SCOS annonce ses premiers résultats sur l'interopérabilité des applications sicentifiques
2007-11-09 - LogicielLe projet SCOS vient de présenter ses premiers travaux au Grand Colloque STIC de l'ANR. Le menu de ces travaux autour des applications de calcul scientifique comportait notamment l'étude des forces stratégiques des applications (communautés, soutiens financiers, pérennité), ainsi que des aspsects méthodologiques d'information et de déploiement des logiciels.
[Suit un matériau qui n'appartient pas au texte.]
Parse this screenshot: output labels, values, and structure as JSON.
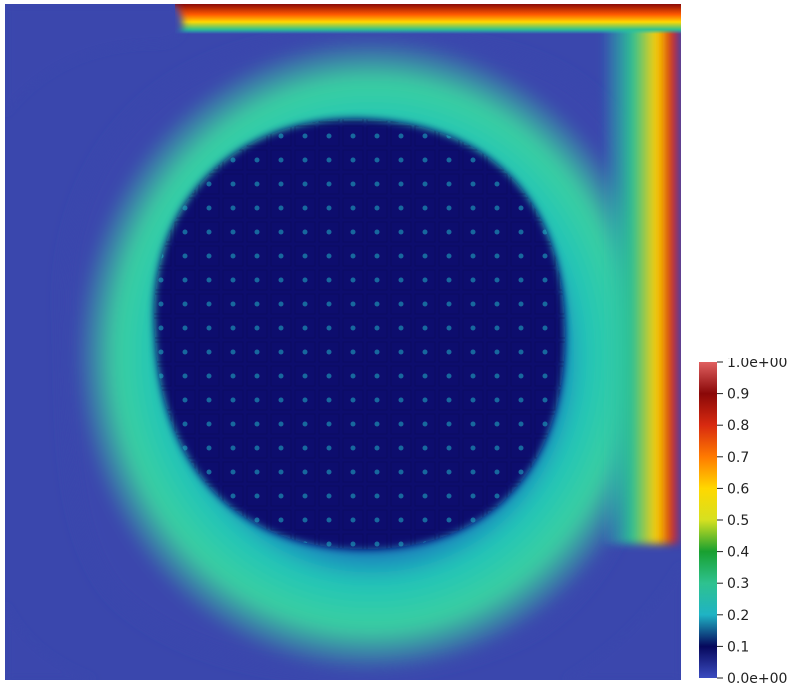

Le consortium SCOS, incluant parmi ses 22 partenaires des noms prestigieux comme le CEA, EDF, l'INRIA, le CNRS ou encore l'association pour le HPC TERATEC a ainsi fourni les premiers éléments méthodologiques de ses travaux pour favoriser l'accès au multi-physique ou à la démocratisation des logiciels de simulation numérique.
Les travaux emmenés par le CEA sur les spécifications d'interopérabilité ont ainsi débouché sur une approche en trois temps : 1/ proposer des standards techniques facilitant le déploiement et la maintenance des applications 2/ structurer l'information et 3/ évaluer la pérennité des applications de calcul scientifique.
Ces travaux qui devraient être publié dans les semaines qui viennent d'après le communiqué du consortium permettront de labelliser les applications scientifiques pour leurs qualités et leur pérennité.
"Partager notre analyse and quelques premiers résultats à l'extérieur du consortium est très important pour nous" explique Alban Schmutz, leader du projet SCOS et Directeur Général d'Oxalya. "Cela nous permet d'atteindre notre objectif global de faire de notre travail une base commune de discussion et d'analyse pour les différentes communautés scientifiques".